氷の王子と消えた託宣 -龍の託宣2-
     ◇
 ミヒャエルは、夜会の会場の片隅で、イジドーラ王妃がダンスフロアの中央で踊る姿を眺めやっていた。王と見つめ合いながら、優雅に踊る。その美しい姿に、自然と目が吸い寄せられた。

(あの娘はわたしの物だ)

 ザイデル公爵家の謀反が起きた時に、自分がイジドーラを救うはずだった。それを横からかっさらうように奪ったのがディートリヒだ。

 神官として生きてきた自分が、貴族のようにダンスを踊るわけにはいかない。踊りのステップのひとつも知らない自分が呪わしく感じる。
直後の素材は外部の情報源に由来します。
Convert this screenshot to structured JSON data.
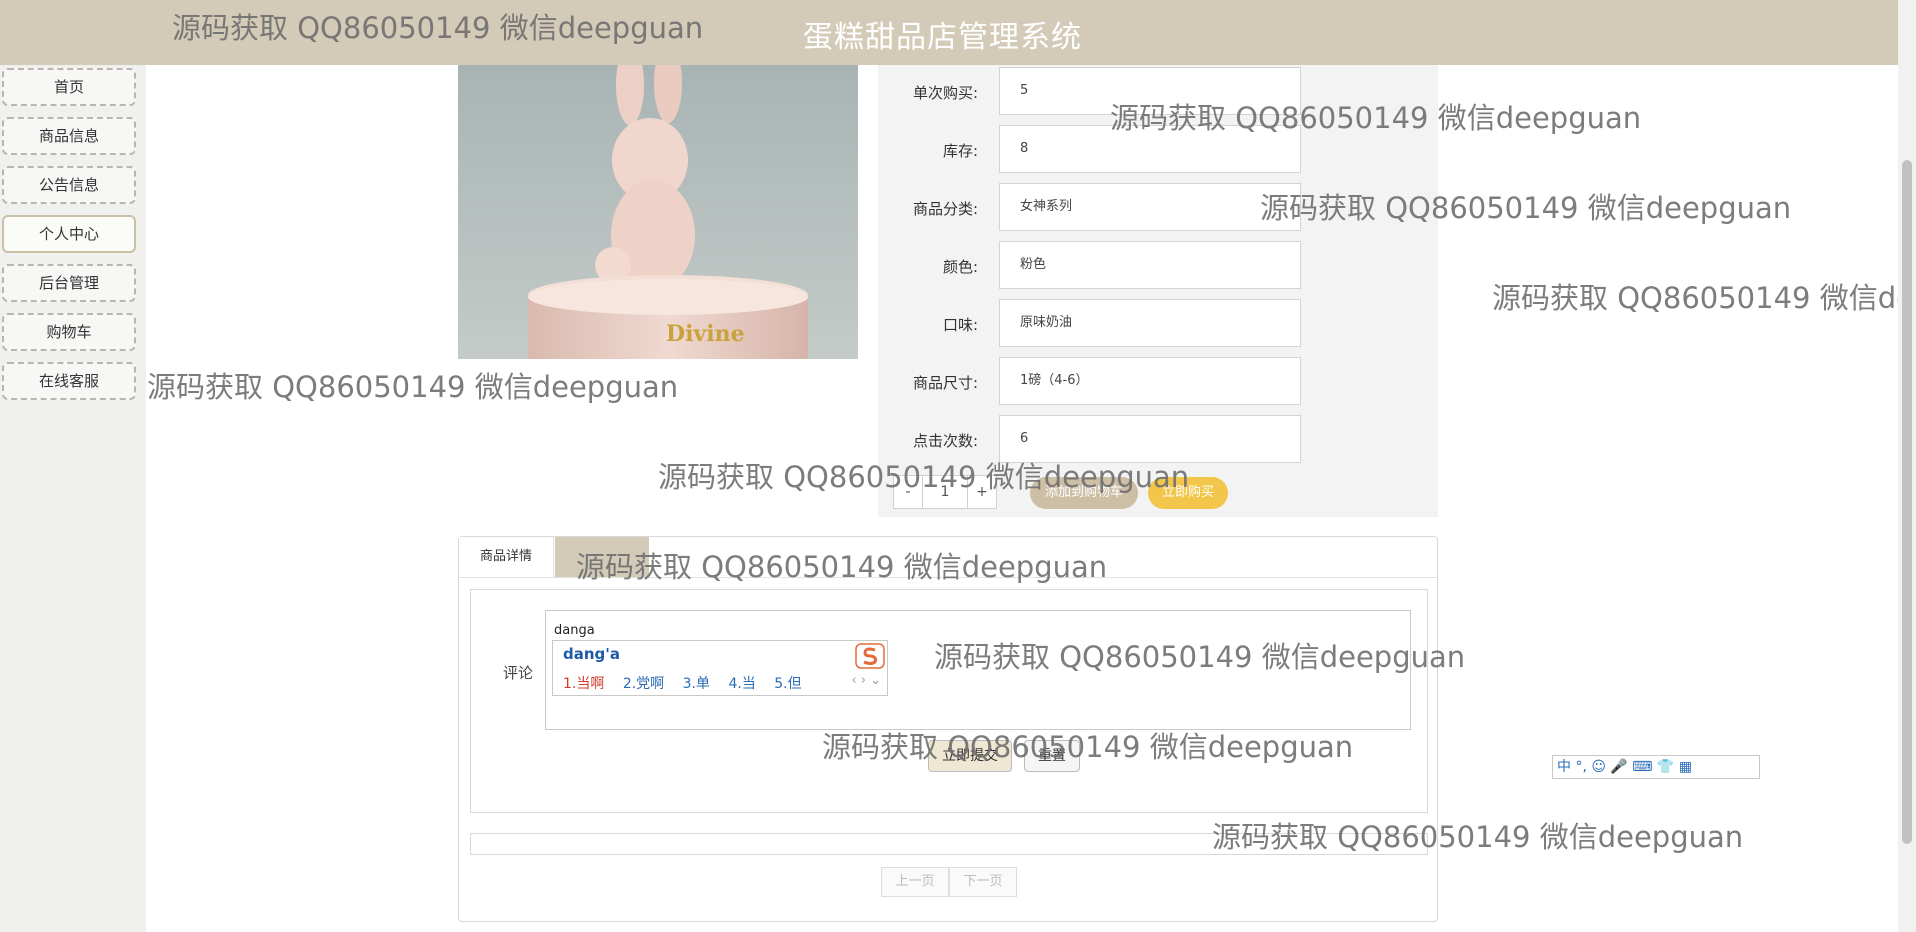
{
  "header": {
    "title": "蛋糕甜品店管理系统"
  },
  "sidebar": {
    "items": [
      {
        "label": "首页"
      },
      {
        "label": "商品信息"
      },
      {
        "label": "公告信息"
      },
      {
        "label": "个人中心",
        "active": true
      },
      {
        "label": "后台管理"
      },
      {
        "label": "购物车"
      },
      {
        "label": "在线客服"
      }
    ]
  },
  "product": {
    "image_text": "Divine",
    "fields": [
      {
        "label": "单次购买:",
        "value": "5"
      },
      {
        "label": "库存:",
        "value": "8"
      },
      {
        "label": "商品分类:",
        "value": "女神系列"
      },
      {
        "label": "颜色:",
        "value": "粉色"
      },
      {
        "label": "口味:",
        "value": "原味奶油"
      },
      {
        "label": "商品尺寸:",
        "value": "1磅（4-6）"
      },
      {
        "label": "点击次数:",
        "value": "6"
      }
    ],
    "quantity": {
      "minus": "-",
      "value": "1",
      "plus": "+"
    },
    "add_to_cart": "添加到购物车",
    "buy_now": "立即购买"
  },
  "detail": {
    "tabs": [
      "商品详情"
    ],
    "comment_label": "评论",
    "comment_value": "danga",
    "ime": {
      "composition": "dang'a",
      "candidates": [
        "1.当啊",
        "2.党啊",
        "3.单",
        "4.当",
        "5.但"
      ]
    },
    "submit": "立即提交",
    "reset": "重置",
    "prev": "上一页",
    "next": "下一页"
  },
  "ime_toolbar": "中 °, ☺ 🎤 ⌨ 👕 ▦",
  "watermark": "源码获取 QQ86050149 微信deepguan",
  "colors": {
    "header": "#d3cab7",
    "buy": "#f2c64a",
    "cart": "#cdbfa6",
    "ime_blue": "#2b6cb7",
    "ime_red": "#d23b2d"
  }
}
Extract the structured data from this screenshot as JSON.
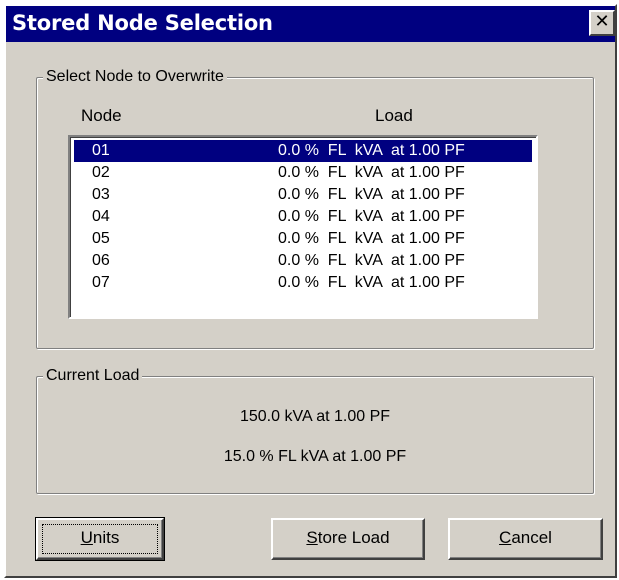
{
  "window": {
    "title": "Stored Node Selection",
    "close_glyph": "✕"
  },
  "select_group": {
    "legend": "Select Node to Overwrite",
    "columns": {
      "node": "Node",
      "load": "Load"
    },
    "rows": [
      {
        "node": "01",
        "load": "0.0 %  FL  kVA  at 1.00 PF",
        "selected": true
      },
      {
        "node": "02",
        "load": "0.0 %  FL  kVA  at 1.00 PF",
        "selected": false
      },
      {
        "node": "03",
        "load": "0.0 %  FL  kVA  at 1.00 PF",
        "selected": false
      },
      {
        "node": "04",
        "load": "0.0 %  FL  kVA  at 1.00 PF",
        "selected": false
      },
      {
        "node": "05",
        "load": "0.0 %  FL  kVA  at 1.00 PF",
        "selected": false
      },
      {
        "node": "06",
        "load": "0.0 %  FL  kVA  at 1.00 PF",
        "selected": false
      },
      {
        "node": "07",
        "load": "0.0 %  FL  kVA  at 1.00 PF",
        "selected": false
      }
    ]
  },
  "current_group": {
    "legend": "Current Load",
    "line1": "150.0 kVA at 1.00 PF",
    "line2": "15.0 % FL kVA at 1.00 PF"
  },
  "buttons": {
    "units": {
      "accel": "U",
      "rest": "nits"
    },
    "store": {
      "accel": "S",
      "rest": "tore Load"
    },
    "cancel": {
      "accel": "C",
      "rest": "ancel"
    }
  },
  "colors": {
    "titlebar": "#000080",
    "face": "#d4d0c8",
    "selection": "#000080"
  }
}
(いや、そんなもの、わたしが王となればどうとでもなる)

 あのイジドーラを、目の前に跪かせることもできるのだ。そう言い聞かせて心を落ち着ける。今はまだやらねばならないことがある。

(余裕の顔でいられるのも今のうちだ)

 そう思ってほくそ笑んだ。自分に近づいてきた貴族の男の目配せ受けて、その場を後にする。男と共に入った休憩室の一室では、幾人もの貴族たちが待っていた。

「ミヒャエル司祭枢機卿様……」
 うつろな目をした貴族たちが、自分に対して礼を取る。その様にミヒャエルは下卑た笑みを漏らした。

「女神はなんとおっしゃられているのですか?」

 ここに集まるは、紅の女神を真の神として崇める者たちだ。女神の存在をその肌で感じることができる選ばれた者たちだった。
 だが、女神の姿を見、その声を聞きことができるのは、唯一この自分だけだ。その事実こそ、自分がこの国の王となるべく女神に選ばれた人間という証と言えよう。

「我らが紅の女神は、この国を欲しておられる。国の命運を握るのはハインリヒ王子だ。王子を消せば、この国はすぐにでも我らが手に落ちるだろう」

 ミヒャエルの宣言に、その場にいた者たちの動揺が走る。その様を冷たく見やり、ミヒャエルは中指にはめた大ぶりの紅玉の指輪を掲げて見せた。

「紅の女神は、唯一にして絶対神なるぞ。我が命に従い、王子の首を取るのだ!」

 紅玉が禍々しいまでの光を放つ。その光は部屋にいた貴族だけでなく、夜会の会場周辺まで不穏な空気を広げていった。